Moreover, there are some evidences suggesting that both types of exercise (treadmill and voluntary) attenuate self-administration of cocaine (33), morphine (41), amphetamine (44), and alcohol (45) in laboratory rodents. These results support the hypothesis that exercise is an effective intervention in ensuring drug abuse prevention and treatment programs. Some studies have reported that the elevated amount of endorphin is directly associated with exercise intensity while other studies provided no evidence for this association (23).

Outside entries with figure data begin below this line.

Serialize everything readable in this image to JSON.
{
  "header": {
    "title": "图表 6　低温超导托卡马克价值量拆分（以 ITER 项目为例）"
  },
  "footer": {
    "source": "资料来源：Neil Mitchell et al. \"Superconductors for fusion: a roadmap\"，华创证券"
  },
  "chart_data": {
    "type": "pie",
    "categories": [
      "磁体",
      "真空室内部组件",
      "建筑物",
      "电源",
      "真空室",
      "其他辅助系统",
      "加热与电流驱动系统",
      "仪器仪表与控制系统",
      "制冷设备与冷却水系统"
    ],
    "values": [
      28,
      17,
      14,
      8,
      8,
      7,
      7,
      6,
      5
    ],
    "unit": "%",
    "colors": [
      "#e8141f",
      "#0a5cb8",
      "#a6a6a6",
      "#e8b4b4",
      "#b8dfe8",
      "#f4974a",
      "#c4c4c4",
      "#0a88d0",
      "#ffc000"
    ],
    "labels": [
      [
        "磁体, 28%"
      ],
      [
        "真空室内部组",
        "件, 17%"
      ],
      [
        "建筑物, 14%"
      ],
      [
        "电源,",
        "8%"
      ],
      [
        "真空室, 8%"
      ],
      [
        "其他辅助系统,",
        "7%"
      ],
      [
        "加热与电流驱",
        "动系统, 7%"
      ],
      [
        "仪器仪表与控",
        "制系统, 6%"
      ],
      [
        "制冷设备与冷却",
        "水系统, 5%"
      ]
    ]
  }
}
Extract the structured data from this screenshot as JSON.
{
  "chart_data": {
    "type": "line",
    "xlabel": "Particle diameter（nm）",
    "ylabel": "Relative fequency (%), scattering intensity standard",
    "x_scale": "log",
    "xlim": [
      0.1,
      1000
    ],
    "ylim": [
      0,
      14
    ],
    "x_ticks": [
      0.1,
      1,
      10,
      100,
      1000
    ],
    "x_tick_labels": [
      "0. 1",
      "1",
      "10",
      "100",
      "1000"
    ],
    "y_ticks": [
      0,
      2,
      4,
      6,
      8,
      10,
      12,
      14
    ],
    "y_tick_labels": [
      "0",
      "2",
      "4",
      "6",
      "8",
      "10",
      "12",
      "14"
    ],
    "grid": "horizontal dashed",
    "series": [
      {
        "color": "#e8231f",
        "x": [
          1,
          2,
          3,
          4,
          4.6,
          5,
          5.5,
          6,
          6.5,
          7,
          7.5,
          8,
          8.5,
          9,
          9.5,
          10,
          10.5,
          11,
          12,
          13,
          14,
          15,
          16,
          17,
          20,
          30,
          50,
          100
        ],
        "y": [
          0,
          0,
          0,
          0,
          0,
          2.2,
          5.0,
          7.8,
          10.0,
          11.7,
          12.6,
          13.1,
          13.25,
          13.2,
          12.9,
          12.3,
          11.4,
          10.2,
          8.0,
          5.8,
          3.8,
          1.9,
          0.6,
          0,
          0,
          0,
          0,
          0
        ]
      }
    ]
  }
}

Previous findings have suggested that short-term compulsory exercise can increase dependence symptoms after naloxone injection and decrease dependence symptoms in addicted animals (4). The results of this study indicated that morphine tendency in rats of the compulsory exercise group was significantly less than those of the morphine group. No significant difference was found between the compulsory and voluntary exercise groups with regards to morphine tendency (P < 0.05). In other words, compulsory exercise can significantly reduce psychological dependence to morphine but this difference was not significant in the voluntary exercise.
Given the clinical observations and the amount of rats’ death after morphine injection in the conditioning stage, the rats’ physical resistance against morphine injection dose in the voluntary exercise group was more than that of the compulsory exercise group. The rats’ physical resistance against the morphine injection dose was also more in the compulsory exercise group as compared with that of the morphine group. Despite these promising findings, some limitations to the study should be acknowledged. First, our sample was composed of only male rats with the least possible number of rats due to ethical considerations. Second, during the experiment, morphine administration to rats resulted in both rapid and delayed deaths in 6 rats. These elements may influence our results. Further studies should include a bigger sample including female rats, because female rats are more likely to run. It is suggested that future studies with a closer outlook at this field, try to conduct the same experiments at night, since rats are more active at night and there is less danger. In general, our findings suggest that exercise reduces psychological dependence to morphine, thus it is an appropriate procedure for addiction prevention and also complete other treatment programs as a natural reward system.